1. Me complace recibiros hoy, Pastores y guías de las Iglesias particulares del Ecuador, durante la visita «ad limina» que realizáis para renovar los vínculos de unidad con el Sucesor de Pedro, «principio y fundamento, perpetuo y visible, de la unidad de la fe y de la comunión» («Lumen gentium», 18). Ante los sepulcros de los Apóstoles Pedro y Pablo habéis tenido ocasión de profundizar en lo más íntimo de vuestra misión apostólica: ser testigos de Cristo y anunciadores incansables de su mensaje al Pueblo de Dios y a todos los hombres. Además, el contacto con los diversos Dicasterios de la Curia Romana no solamente os ha brindado la oportunidad de tratar los asuntos que interesan directamente a las comunidades cristianas que presidís, sino también tomar conciencia más clara de la dimensión universal que atañe a todos los sucesores de los Apóstoles, dando así nuevo impulso a la solicitud por «las actividades comunes a toda la Iglesia, sobre todo para que la fe se extienda y brille para todos la luz de la verdad plena» («Lumen gentium», 23).

Agradezco de corazón las palabras que me ha dirigido en nombre de los demás monseñor Vicente Cisneros, Arzobispo de Cuenca y Presidente de la Conferencia Episcopal Ecuatoriana, con las que ha expresado vuestros sentimientos de cercanía y adhesión, a la vez que me ha hecho partícipe de tantos anhelos pastorales que os animan.

Ante los desafíos que os preocupan, deseo reiteraros mi aliento con las palabras que pronuncié en mi inolvidable visita a vuestro País: iluminados por tantos ejemplos de historia gloriosa y fortalecidos por el Espíritu Santo, «continuad vuestra labor pastoral, y tratad de buscar respuesta a las necesidades y problemas que la Iglesia experimenta hoy en el Ecuador» (Alocución en la Catedral metropolitana, Quito, 29 enero 1985, n. 2).

2. Constato con satisfacción cómo los pastores en el Ecuador habéis acogido aquella invitación, que recientemente he reiterado a toda la Iglesia, al proponer que se hagan indicaciones programáticas concretas para cumplir con la exigencia de que «el anuncio de Cristo llegue a las personas, modele las comunidades e incida profundamente mediante el testimonio de los valores evangélicos en la sociedad y en la cultura», como exhorté al término del gran acontecimiento espiritual y eclesial del Gran Jubileo («Novo millennio ineunte», 29). En sintonía con este criterio se ha elaborado el «Plan global pastoral de la Iglesia en el Ecuador 2001-2010», el cual ha de poner en marcha actividades efectivas, continuadas y coordinadas que dinamicen la pastoral ordinaria en este primer decenio del nuevo milenio.

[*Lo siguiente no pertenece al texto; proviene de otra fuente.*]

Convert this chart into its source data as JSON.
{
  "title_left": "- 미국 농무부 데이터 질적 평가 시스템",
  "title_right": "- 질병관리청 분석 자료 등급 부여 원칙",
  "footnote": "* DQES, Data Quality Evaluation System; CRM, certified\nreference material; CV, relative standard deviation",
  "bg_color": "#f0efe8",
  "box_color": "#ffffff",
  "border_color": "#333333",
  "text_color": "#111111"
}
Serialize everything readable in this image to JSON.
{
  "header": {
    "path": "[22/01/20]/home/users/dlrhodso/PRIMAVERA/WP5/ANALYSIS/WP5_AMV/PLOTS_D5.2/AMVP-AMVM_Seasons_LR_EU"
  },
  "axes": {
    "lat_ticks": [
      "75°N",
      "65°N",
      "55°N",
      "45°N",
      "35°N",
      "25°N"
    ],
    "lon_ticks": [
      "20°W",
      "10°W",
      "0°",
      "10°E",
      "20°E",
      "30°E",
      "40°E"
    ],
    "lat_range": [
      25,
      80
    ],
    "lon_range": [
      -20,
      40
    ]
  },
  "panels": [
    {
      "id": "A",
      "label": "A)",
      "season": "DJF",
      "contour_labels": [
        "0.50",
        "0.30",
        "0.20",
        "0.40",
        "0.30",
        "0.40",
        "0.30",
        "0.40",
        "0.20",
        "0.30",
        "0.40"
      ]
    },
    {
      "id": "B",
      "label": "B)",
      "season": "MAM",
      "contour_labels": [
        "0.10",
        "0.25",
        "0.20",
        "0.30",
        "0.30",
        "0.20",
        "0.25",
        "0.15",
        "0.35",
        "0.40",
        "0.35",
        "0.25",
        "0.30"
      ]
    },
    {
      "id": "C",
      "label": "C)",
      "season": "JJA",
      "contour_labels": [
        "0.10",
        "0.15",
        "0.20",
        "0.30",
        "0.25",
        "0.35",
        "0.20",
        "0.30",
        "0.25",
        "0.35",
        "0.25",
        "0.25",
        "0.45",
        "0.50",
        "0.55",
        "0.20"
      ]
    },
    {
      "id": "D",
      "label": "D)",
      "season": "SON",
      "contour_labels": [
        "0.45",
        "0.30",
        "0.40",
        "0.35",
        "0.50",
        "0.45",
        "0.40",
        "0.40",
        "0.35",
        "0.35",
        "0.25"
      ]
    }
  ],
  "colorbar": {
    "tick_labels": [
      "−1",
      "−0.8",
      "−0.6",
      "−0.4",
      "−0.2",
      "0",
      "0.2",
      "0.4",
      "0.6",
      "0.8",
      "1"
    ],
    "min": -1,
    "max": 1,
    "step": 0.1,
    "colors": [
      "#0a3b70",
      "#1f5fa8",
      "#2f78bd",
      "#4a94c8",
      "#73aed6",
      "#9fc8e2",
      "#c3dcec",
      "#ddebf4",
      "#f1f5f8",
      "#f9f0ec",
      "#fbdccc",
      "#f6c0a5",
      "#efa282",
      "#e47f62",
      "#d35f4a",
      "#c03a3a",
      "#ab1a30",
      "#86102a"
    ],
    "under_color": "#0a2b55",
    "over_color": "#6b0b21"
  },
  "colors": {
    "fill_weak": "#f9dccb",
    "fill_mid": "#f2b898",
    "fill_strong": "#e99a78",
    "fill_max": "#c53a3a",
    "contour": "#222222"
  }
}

En este sentido, os recuerdo que cualquier plan pastoral ha de tener como meta última e irrenunciable la santidad de todo cristiano, el cual no puede «contentarse con una vida mediocre, vivida según una ética minimalista y una religiosidad superficial» (ibíd., 31). Por eso, no han de escatimarse esfuerzos para promover aquellos recursos más fundamentales de la acción evangelizadora, sin los cuales se comprometería seriamente el éxito de cualquier programación. Entre ellos se ha de incluir sin duda una pastoral vocacional capilar y organizada, que tenga en cuenta los ambientes del mundo indígena con sus peculiaridades, pero sin crear separaciones ni, tanto menos, discriminaciones. En efecto, quien es llamado a ser apóstol de Cristo, ha de proclamar y dar a todos sin distinción testimonio del Evangelio.

Se ha de poner gran esmero también en la formación permanente de los sacerdotes, que contemple, además de la debida actualización teológica, un constante impulso a su vida espiritual, que contribuya a afianzar la fidelidad a los compromisos adquiridos con la ordenación y dinamice desde la propia vivencia de fe en Cristo toda su labor pastoral.

Una particular atención se ha de prestar a la formación de los laicos y a su papel y misión en la Iglesia. En muchos casos, su colaboración en las tareas más directamente eclesiales, como la catequesis, las actividades caritativas o la animación de grupos y comunidades, es una preciosa aportación a la acción de la Iglesia y, precisamente por ello, se ha de evitar cualquier forma de actuación que no se integre plenamente en la vida parroquial o en los programas diocesanos.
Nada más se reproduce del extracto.